LANGER: I’d be happy to. IMPACT does only focus on 17 counties and it was designed that way for a reason. When you’re looking to reduce overall crime statewide, you need to target the areas that make up most of that crime. The 17 IMPACT counties account for more than 80 percent of the statewide crime volume outside of NYC.  We created IMPACT Tools for the smaller counties upstate that do not have the volume of crime of the 17 larger IMPACT counties, but do have crime problems that we can help address through our program.   
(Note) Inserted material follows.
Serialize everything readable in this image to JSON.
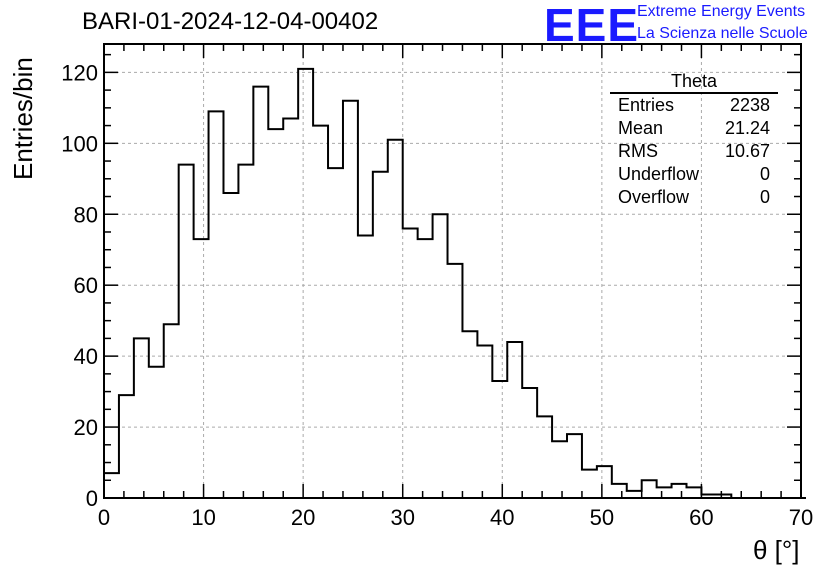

SPAWN: What is IMPACT Tools?

LANGER: IMPACT Tools is designed to extend the key principles of Operation IMPACT – such as intelligence-based policing, partnerships among law enforcement agencies and timely use of accurate crime data – to suburban and rural areas so they can identify trends and develop and implement effective strategies to tackle violent and drug crimes that tear at the fabric of their communities.

The 40 counties outside of New York City that do not participate in Operation IMPACT – or municipalities within IMPACT counties that are currently not part of that initiative – are eligible to apply for funding.

SPAWN: Commissioner Byrne, Eileen Langer, thank you for being with us today. Through IMPACT and IMPACT Tools, New York State is working with localities to fight crime and make our communities safe places to live, work, and raise our families.